Smoking bans were enacted countrywide in the early 2000s, creating the initial effect of curbing match demand. But then a resurgence in the matchbook market occurred, due, Bartlett said, to the “vintage novelty” of matchbooks, and to the realization by restaurant owners that “people will take them home.” The matchbook, as it turns out, has a long shelf life; it takes the restaurant with it when it goes. “It’s not a business card; it’s a little piece of the house that they can have in a pinch,” Peterman says. “I imagine a situation where you're camping or out somewhere and some situation calls for a match, one searches and searches and a light bulb goes off and that person says, ‘Oh, Porter House matches to the rescue!’”
As it turns out, matchbook collectors (the kind that did not discard their books in fits of organizational fury) are everywhere, and they view their collections as ways to connect with the places they’ve visited. Collecting matchbooks is tantamount to collecting postcards from vacation destinations. Atlanta-based author and writer Malika Bowling has collected hundreds of matchbooks since the 1990s. “I loved the idea of eating at different restaurants. I would just grab a matchbook from everywhere we went as a memento,” she says. “For me, it was a way to keep a list of places I aspired to visit, and remember those I’d been to.”
Bowling views the matchbook as an item that is “more sophisticated” than either a business card or a pen. Now, in the pale light of the pandemic, she has noticed something else, too. “I spent a weekend cleaning out my office and went through my match collection,” she says. “I had forgotten the many places I’ve collected matches from. It made me particularly sad, because I fear that many independent restaurants will not make it through to the other side of this pandemic.” Her collection, in this one way, has become a reminder of this year’s high stakes.
In another way, though, the matchbook speaks to an eternal optimism, both in the match industry and in the restaurant industry as a whole. The true utility of matches, after all, is long gone. The disposable lighter could have overtaken the match -- and, actually, it already has. Commodity matches (the white books without labels that you get for free, for instance, at convenience stores) are becoming obsolete. But the fact that the match industry still exists at all speaks to a certain intangible need for matches. Why have them? Yet we do. Matches -- matchbooks -- are more, maybe, than what they do.

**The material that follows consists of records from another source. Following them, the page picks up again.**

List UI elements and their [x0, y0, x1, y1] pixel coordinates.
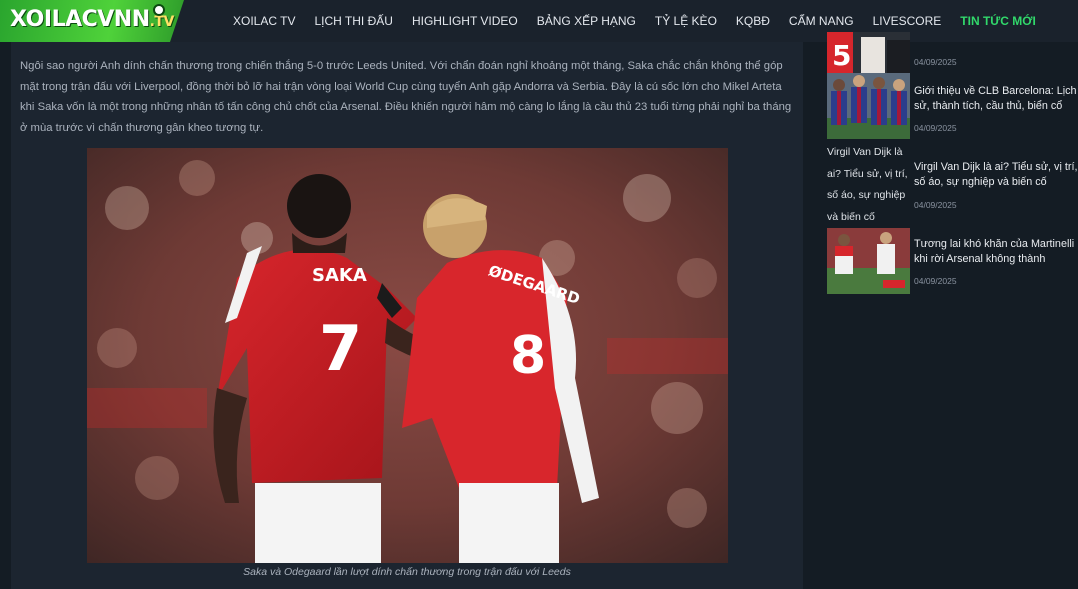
news-thumbnail[interactable]: 5 [827, 32, 910, 73]
photo-jersey-number-right: 8 [510, 326, 546, 386]
news-title[interactable]: Virgil Van Dijk là ai? Tiểu sử, vị trí, … [914, 160, 1078, 190]
article-photo: SAKA 7 ØDEGAARD 8 [87, 148, 728, 563]
news-sidebar: 5 04/09/2025 Giới thiệu về CLB Barcelona… [827, 32, 1078, 589]
nav-item-schedule[interactable]: LỊCH THI ĐẤU [314, 14, 392, 28]
nav-item-handbook[interactable]: CẨM NANG [789, 14, 854, 28]
nav-item-results[interactable]: KQBĐ [736, 14, 770, 28]
news-date: 04/09/2025 [914, 123, 957, 133]
site-logo[interactable]: XOILACVNN.TV [0, 0, 184, 42]
nav-item-highlight-video[interactable]: HIGHLIGHT VIDEO [412, 14, 518, 28]
nav-item-latest-news[interactable]: TIN TỨC MỚI [960, 14, 1036, 28]
main-nav: XOILAC TV LỊCH THI ĐẤU HIGHLIGHT VIDEO B… [233, 0, 1055, 42]
top-header: XOILACVNN.TV XOILAC TV LỊCH THI ĐẤU HIGH… [0, 0, 1078, 42]
nav-item-livescore[interactable]: LIVESCORE [873, 14, 942, 28]
photo-jersey-name-left: SAKA [312, 265, 367, 286]
article-panel: Ngôi sao người Anh dính chấn thương tron… [11, 42, 803, 589]
news-date: 04/09/2025 [914, 276, 957, 286]
article-paragraph: Ngôi sao người Anh dính chấn thương tron… [20, 60, 792, 134]
nav-item-odds[interactable]: TỶ LỆ KÈO [655, 14, 717, 28]
broken-image-alt-text[interactable]: Virgil Van Dijk là ai? Tiểu sử, vị trí, … [827, 142, 913, 228]
news-date: 04/09/2025 [914, 57, 957, 67]
logo-text: XOILACVNN.TV [10, 7, 174, 32]
news-thumbnail[interactable] [827, 228, 910, 294]
thumb-number: 5 [832, 39, 851, 72]
news-thumbnail[interactable] [827, 73, 910, 139]
ball-icon [153, 4, 165, 16]
news-date: 04/09/2025 [914, 200, 957, 210]
photo-jersey-number-left: 7 [319, 312, 362, 385]
news-title[interactable]: Tương lai khó khăn của Martinelli khi rờ… [914, 237, 1078, 267]
news-title[interactable]: Giới thiệu về CLB Barcelona: Lịch sử, th… [914, 84, 1078, 114]
photo-caption: Saka và Odegaard lần lượt dính chấn thươ… [243, 566, 571, 578]
nav-item-standings[interactable]: BẢNG XẾP HẠNG [537, 14, 636, 28]
nav-item-xoilac-tv[interactable]: XOILAC TV [233, 14, 295, 28]
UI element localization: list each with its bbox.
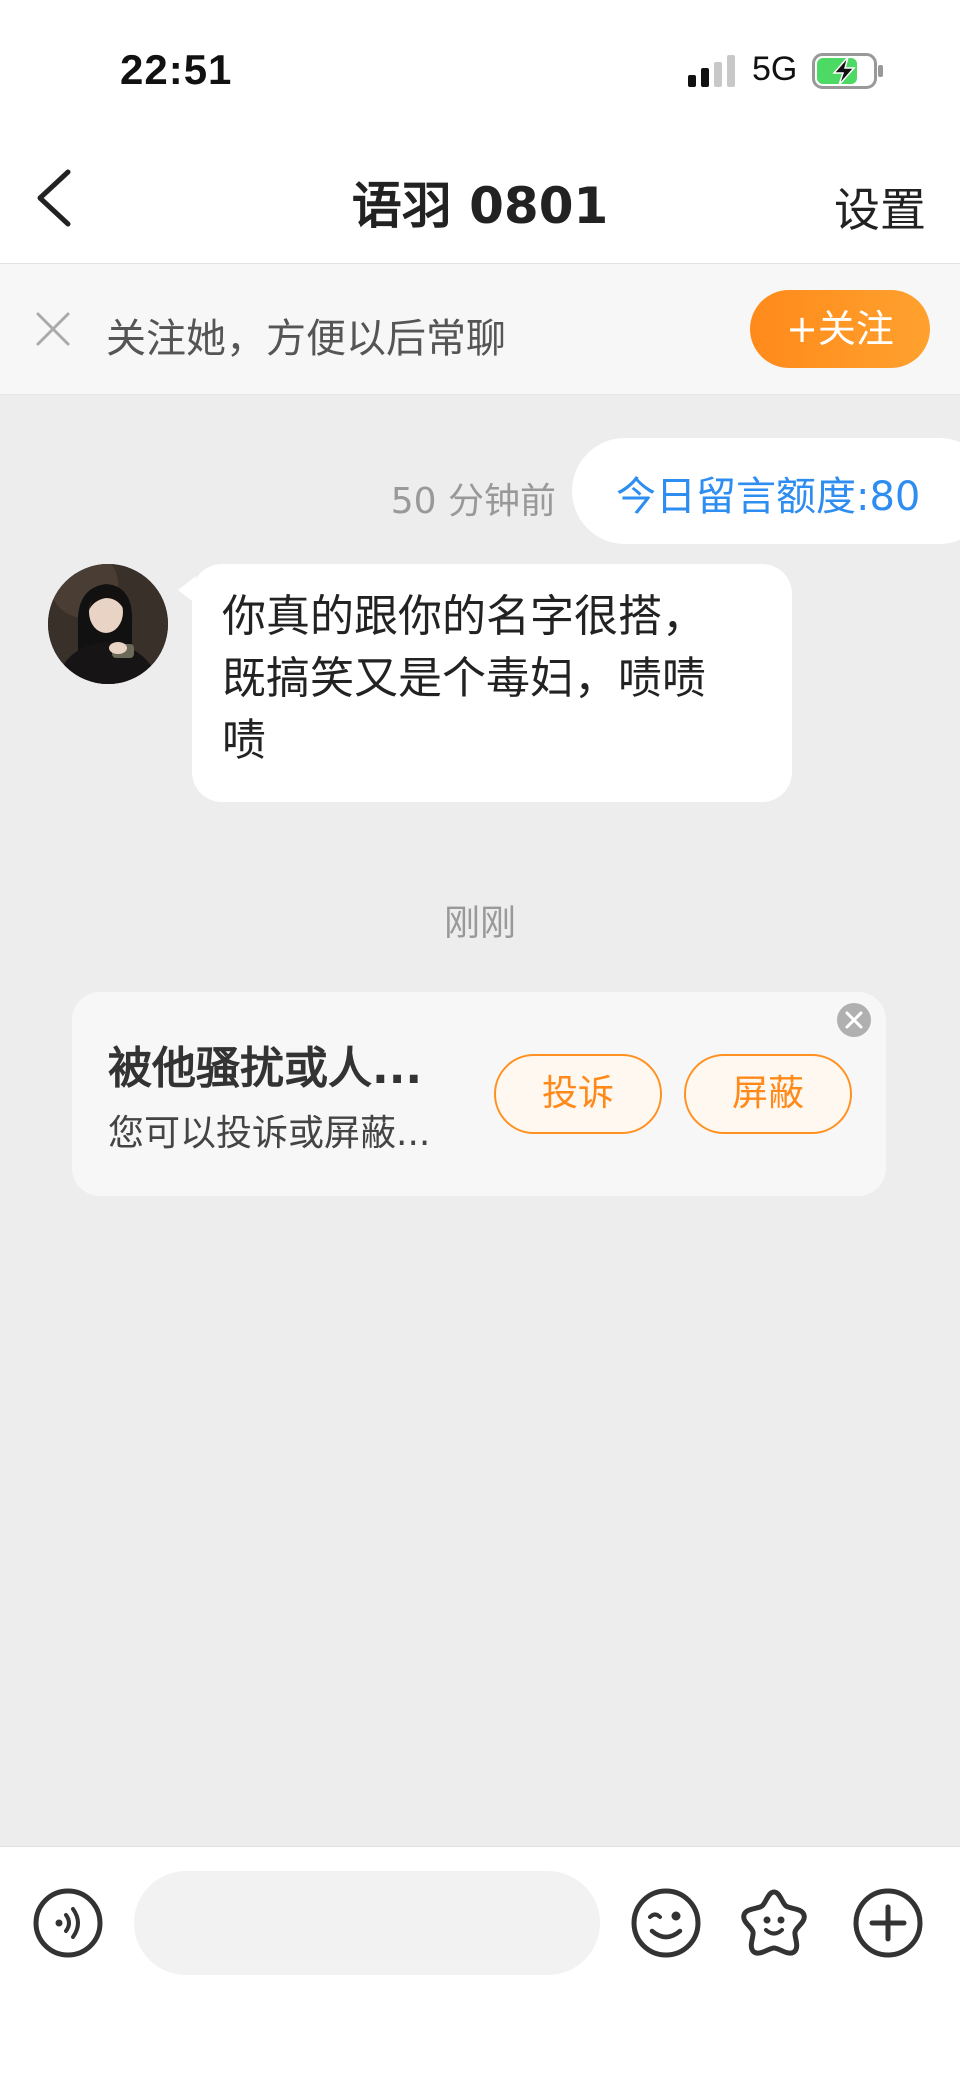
quota-badge[interactable]: 今日留言额度:80 [572, 438, 960, 544]
input-bar [0, 1846, 960, 2080]
card-subtitle: 您可以投诉或屏蔽... [108, 1113, 431, 1154]
settings-button[interactable]: 设置 [834, 174, 926, 240]
network-label: 5G [752, 50, 798, 88]
page-title: 语羽 0801 [351, 177, 609, 235]
battery-charging-icon [812, 53, 883, 89]
avatar-portrait-icon [48, 564, 168, 684]
avatar[interactable] [48, 564, 168, 684]
follow-button[interactable]: +关注 [750, 290, 930, 368]
follow-bar: 关注她，方便以后常聊 +关注 [0, 264, 960, 395]
voice-icon[interactable] [32, 1887, 104, 1959]
signal-icon [688, 55, 735, 87]
message-time: 50 分钟前 [390, 481, 556, 522]
message-text: 你真的跟你的名字很搭， 既搞笑又是个毒妇，啧啧 啧 [222, 591, 706, 766]
report-button[interactable]: 投诉 [494, 1054, 662, 1134]
status-time: 22:51 [120, 46, 233, 93]
sticker-icon[interactable] [738, 1887, 810, 1959]
system-time: 刚刚 [443, 903, 516, 944]
message-bubble[interactable]: 你真的跟你的名字很搭， 既搞笑又是个毒妇，啧啧 啧 [178, 564, 792, 802]
close-icon[interactable] [34, 310, 72, 348]
close-circle-icon[interactable] [836, 1002, 872, 1038]
status-bar: 22:51 5G [0, 0, 960, 130]
follow-hint-text: 关注她，方便以后常聊 [106, 316, 506, 362]
nav-bar: 语羽 0801 设置 [0, 130, 960, 264]
card-title: 被他骚扰或人... [108, 1043, 423, 1094]
message-input[interactable] [134, 1871, 600, 1975]
harassment-card: 被他骚扰或人... 您可以投诉或屏蔽... 投诉 屏蔽 [72, 992, 886, 1196]
block-button[interactable]: 屏蔽 [684, 1054, 852, 1134]
plus-icon[interactable] [852, 1887, 924, 1959]
emoji-icon[interactable] [630, 1887, 702, 1959]
quota-label: 今日留言额度:80 [616, 474, 921, 520]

“We’re a very nostalgic company. That’s part of our culture. We see ourselves as stewards of the industry, not just as the last man standing,” Bartlett says of her company. Except that they are the last man standing, and that’s important, because even in a pandemic, 25 percent of D.D. Bean & Sons Co.’s customers are still placing orders, and others are promising not to cut out matchbooks when their advertising budgets return.
“Restaurants, they’re funny. Matches in other segments, you compete with apparel, for example, pens, promotional products like that. But in restaurants, you’re not going to give somebody a hat, when they leave,” Bartlett says. “A match, it’s perfect.” Hold a book in your hand, chance upon art from a restaurant -- bygone or still-standing -- and you’re bound to agree: a matchbook is, indeed, a perfect token of time and place, small enough to take with you when you go.